Als Exception kommt:



> 22.12.2011 17:00:41 net.sf.fmj.ds.media.content.unknown.Handler setSource
> INFO: Path: C:\Users\algebraiker\Music\yes.mp3
> 22.12.2011 17:00:41 net.sf.fmj.ds.media.content.unknown.Handler setSource
> WARNUNG: java.lang.UnsatisfiedLinkError: no jdshow in java.library.path
> ...


----------



## Ralph-Uwe (22. Dez 2011)

Hi,

vielleich hilft Dir dieser Link weiter:

http://www.java-forum.org/spiele-mu...-mp3-lied-laenge-auslesen-jmf.html#post796554

Gruß


----------



## Stephan222 (23. Dez 2011)

Schon mal mit Google nach deiner Exception gesucht?

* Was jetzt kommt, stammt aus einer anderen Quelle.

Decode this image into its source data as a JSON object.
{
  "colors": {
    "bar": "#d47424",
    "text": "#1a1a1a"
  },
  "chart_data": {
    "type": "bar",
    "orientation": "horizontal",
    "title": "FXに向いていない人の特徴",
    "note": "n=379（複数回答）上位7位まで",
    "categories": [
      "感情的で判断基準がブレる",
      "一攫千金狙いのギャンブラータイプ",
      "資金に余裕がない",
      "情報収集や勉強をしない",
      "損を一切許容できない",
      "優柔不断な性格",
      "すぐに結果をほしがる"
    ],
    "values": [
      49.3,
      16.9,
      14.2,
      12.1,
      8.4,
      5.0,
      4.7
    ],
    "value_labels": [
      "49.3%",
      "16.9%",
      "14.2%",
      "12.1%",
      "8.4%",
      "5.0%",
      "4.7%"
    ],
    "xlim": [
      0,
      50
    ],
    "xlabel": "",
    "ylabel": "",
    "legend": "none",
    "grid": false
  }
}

Ich bekomm gleich als erstes Ergebnis was brauchbares:
Troubleshooting - FMJ

Der zweite Fall dort dürfte dein Problem sein.
Schießlich steht in deinem StackTrace ja:


> WARNUNG: java.lang.UnsatisfiedLinkError: no jdshow in java.library.path
> java.lang.UnsatisfiedLinkError: no jdshow in java.library.path


----------